Consultation response from Harrow Cyclists / London Cycling Campaign

This scheme is opposed. It will not enable more people to cycle in the area, nor will it fulfil the potential identified in TfL’s Strategic Cycling Analysis (SCA) nearby for cycling, nor will it make existing cycling significantly safer.

This scheme as currently proposed likely represents a waste of public funds. Harrow Council should not move forward with it, nor should TfL (if it is planned to) provide any funding for it. Instead, Harrow should start afresh with schemes aimed at fulfilling cycling corridors in the borough as identified in the SCA with direct, comfortable and high-quality cycle routes as a bare minimum designed to fulfil TfL’s new Cycleway Quality Criteria.
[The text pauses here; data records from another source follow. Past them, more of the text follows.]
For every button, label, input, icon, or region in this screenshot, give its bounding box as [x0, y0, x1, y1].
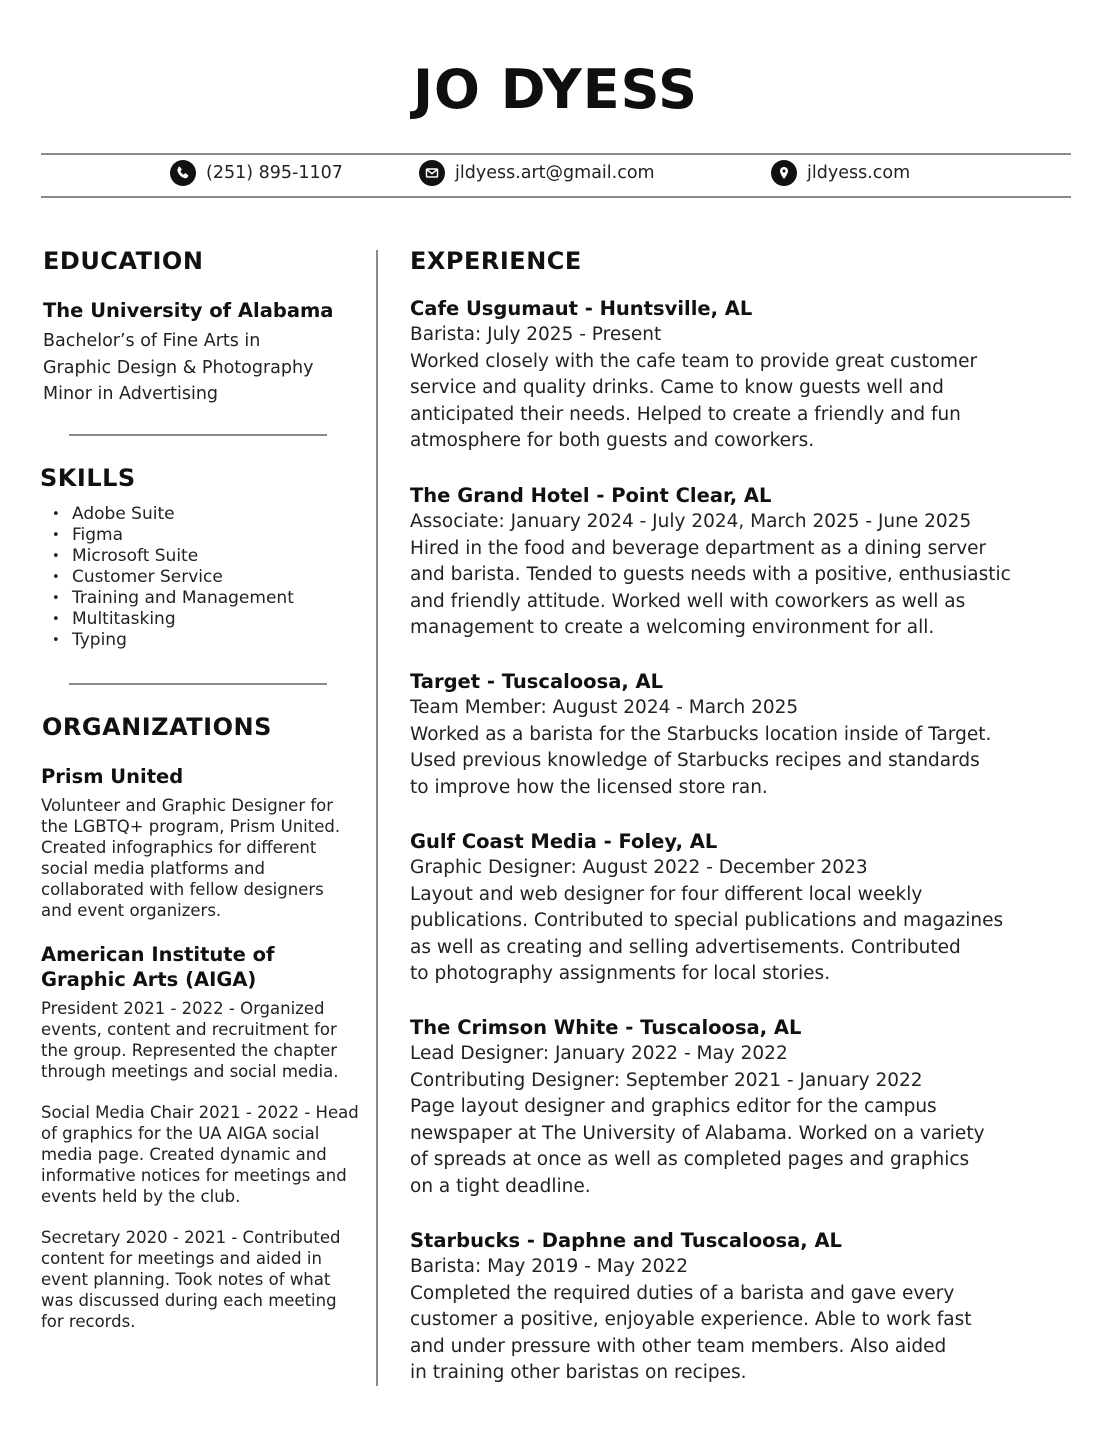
education-school: The University of Alabama [43, 299, 334, 322]
skills-list [52, 504, 294, 651]
organization-description: Secretary 2020 - 2021 - Contributed content for meetings and aided in event planning. Took notes of what was discussed during each meeting for records. [41, 1228, 341, 1331]
job-entry [410, 1228, 1070, 1387]
skills-heading: SKILLS [40, 464, 136, 492]
job-description-line: Hired in the food and beverage department as a dining server [410, 537, 987, 559]
organization-entry [41, 764, 359, 921]
job-title: Starbucks - Daphne and Tuscaloosa, AL [410, 1229, 842, 1252]
job-description-line: and friendly attitude. Worked well with coworkers as well as [410, 590, 966, 612]
skill-item: • Multitasking [52, 609, 294, 630]
job-description-line: customer a positive, enjoyable experience. Able to work fast [410, 1309, 972, 1330]
job-role-dates: Lead Designer: January 2022 - May 2022 [410, 1043, 788, 1064]
organization-name: American Institute of Graphic Arts (AIGA) [41, 943, 275, 991]
skill-item: • Customer Service [52, 567, 294, 588]
job-title: Cafe Usgumaut - Huntsville, AL [410, 297, 753, 320]
left-section-separator [69, 434, 327, 436]
education-line: Bachelor’s of Fine Arts in [43, 331, 261, 351]
contact-phone [170, 160, 343, 186]
header-bottom-rule [41, 196, 1071, 198]
job-entry [410, 829, 1070, 988]
job-title: Target - Tuscaloosa, AL [410, 670, 664, 693]
job-role-dates: Contributing Designer: September 2021 - January 2022 [410, 1069, 923, 1091]
job-description-line: to improve how the licensed store ran. [410, 776, 768, 798]
education-heading: EDUCATION [43, 247, 204, 275]
job-role-dates: Team Member: August 2024 - March 2025 [410, 697, 799, 718]
skill-item: • Typing [52, 630, 294, 651]
job-role-dates: Barista: July 2025 - Present [410, 324, 662, 345]
education-section [43, 298, 363, 408]
job-description-line: on a tight deadline. [410, 1175, 591, 1197]
job-role-dates: Associate: January 2024 - July 2024, March 2025 - June 2025 [410, 511, 972, 532]
job-description-line: as well as creating and selling advertisements. Contributed [410, 936, 961, 958]
organizations-heading: ORGANIZATIONS [42, 713, 272, 741]
job-role-dates: Barista: May 2019 - May 2022 [410, 1256, 688, 1277]
header-top-rule [41, 153, 1071, 155]
skill-item: • Figma [52, 525, 294, 546]
contact-email [419, 160, 655, 186]
job-description-line: Worked as a barista for the Starbucks location inside of Target. [410, 723, 992, 745]
job-description-line: anticipated their needs. Helped to create a friendly and fun [410, 403, 961, 425]
skill-item: • Microsoft Suite [52, 546, 294, 567]
email-address: jldyess.art@gmail.com [455, 163, 655, 183]
job-description-line: Completed the required duties of a barista and gave every [410, 1282, 955, 1304]
organization-description: President 2021 - 2022 - Organized events, content and recruitment for the group. Represented the chapter through meetings and social media. [41, 999, 339, 1081]
job-description-line: Worked closely with the cafe team to provide great customer [410, 350, 978, 372]
skill-item: • Training and Management [52, 588, 294, 609]
phone-icon [170, 160, 196, 186]
job-title: Gulf Coast Media - Foley, AL [410, 830, 718, 853]
job-description-line: and under pressure with other team members. Also aided [410, 1335, 947, 1357]
left-section-separator [69, 683, 327, 685]
job-entry [410, 1015, 1070, 1200]
resume-name: JO DYESS [412, 58, 699, 121]
job-description-line: atmosphere for both guests and coworkers. [410, 430, 815, 451]
job-description-line: Used previous knowledge of Starbucks recipes and standards [410, 750, 980, 771]
organization-description: Social Media Chair 2021 - 2022 - Head of graphics for the UA AIGA social media page. Created dynamic and informative notices for meetings and events held by the club. [41, 1103, 359, 1206]
job-description-line: of spreads at once as well as completed pages and graphics [410, 1149, 970, 1170]
job-role-dates: Graphic Designer: August 2022 - December 2023 [410, 857, 868, 878]
job-description-line: management to create a welcoming environment for all. [410, 617, 935, 638]
job-description-line: service and quality drinks. Came to know guests well and [410, 377, 944, 398]
organization-entry [41, 942, 359, 1332]
education-line: Minor in Advertising [43, 384, 219, 404]
job-description-line: in training other baristas on recipes. [410, 1362, 747, 1383]
job-entry [410, 483, 1070, 642]
location-pin-icon [771, 160, 797, 186]
job-description-line: Layout and web designer for four different local weekly [410, 883, 923, 905]
job-description-line: and barista. Tended to guests needs with a positive, enthusiastic [410, 564, 1011, 585]
job-title: The Crimson White - Tuscaloosa, AL [410, 1016, 802, 1039]
job-description-line: newspaper at The University of Alabama. Worked on a variety [410, 1122, 985, 1144]
skill-item: • Adobe Suite [52, 504, 294, 525]
contact-website [771, 160, 910, 186]
phone-number: (251) 895-1107 [206, 163, 343, 183]
email-icon [419, 160, 445, 186]
experience-heading: EXPERIENCE [410, 247, 582, 275]
website-url: jldyess.com [807, 163, 911, 183]
job-description-line: Page layout designer and graphics editor for the campus [410, 1096, 937, 1117]
job-entry [410, 669, 1070, 801]
job-description-line: to photography assignments for local stories. [410, 963, 831, 984]
organization-name: Prism United [41, 765, 184, 788]
job-entry [410, 296, 1070, 455]
job-description-line: publications. Contributed to special publications and magazines [410, 910, 1004, 931]
column-divider [376, 250, 378, 1386]
job-title: The Grand Hotel - Point Clear, AL [410, 484, 772, 507]
education-line: Graphic Design & Photography [43, 357, 314, 378]
organization-description: Volunteer and Graphic Designer for the LGBTQ+ program, Prism United. Created infographics for different social media platforms and collaborated with fellow designers and event organizers. [41, 796, 341, 920]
Indeed, we would urge Harrow Council to, as a matter of absolute urgency, and particularly considering the council’s declaration of a climate emergency, do the following:

  • Produce a robust climate emergency action plan and new transport strategy alongside, demonstrating how, as a council, it will act to rapidly reduce car use and unleash the potential for cycling (and walking and public transport use) in the borough and for its residents.
  • Update all Highways engineers and officers training to reflect modern approaches to design and enabling cycling, to ensure all Highways schemes are designed to fulfil a re-tooled transport strategy with appropriate mode shift targets including reductions in car use.
  • Ensure all councillors, particularly those in the cabinet, are fully briefed and trained to understand cycling, cycling schemes, the role of motor traffic in a climate emergency.
  • Both councillors and officers should consider visiting schemes elsewhere in London to learn from, such as those in the Enfield and Waltham Forest mini-Hollands particularly.
  • Commit to engaging fully with resident experts and campaigners on such schemes going forward well before public consultation, and importantly, listening to them and taking on board criticisms.

Specific comments on this scheme:

This route is far from any TfL SCA identified corridor of cycling potential. If there is to be a scheme in the area it should fulfil one of these, such as between Pinner and Harrow, or between Harrow and Hendon, or Wealdstone and Edgware.

This route is not direct. And not appearing on the SCA implies that the destinations along the alignment will not enable many people to swap car journeys for cycle journeys etc.
Throughout the scheme there are numerous issues that ensure the route will not be used by those who don’t currently cycle, or likely by those that do. Using gravel paths on isolated cul-de-sacs will remove most of the potential for this route to be used by women and those with children, and will be unappealing to those on road bikes too. Elsewhere fast-moving main roads with high volumes of motor traffic treated with only narrow advisory cycle lanes will put off all but the most confident current cyclists. This latter approach certainly would fall far outside TfL’s Cycleway Quality Criteria, as well as international design guidance on Cycleways.

As well as failing to provide adequate protected space for cycling on main roads, all junction treatments are far below the standard required to be either likely to be used by those who currently cycle here or enable more people to cycle here.

The SCA shows the High Road, Boxtree Road and Elms Road junction as featuring a north-south Cycleway here also. North-south and east-west provision here is entirely inadequate at present and as planned.

Much of the route is not set to be improved and expects those cycling either to do so on pavements with paving slabs or on hostile roads. Neither option is an acceptable approach to increasing cycle numbers and/or safety. Indeed, such an approach is unlikely to be even perceived as a cycle route by most residents.

The spur on Elms Road appears to have no discernible purpose or destination.

The route towards Edgware stops well before Edgware.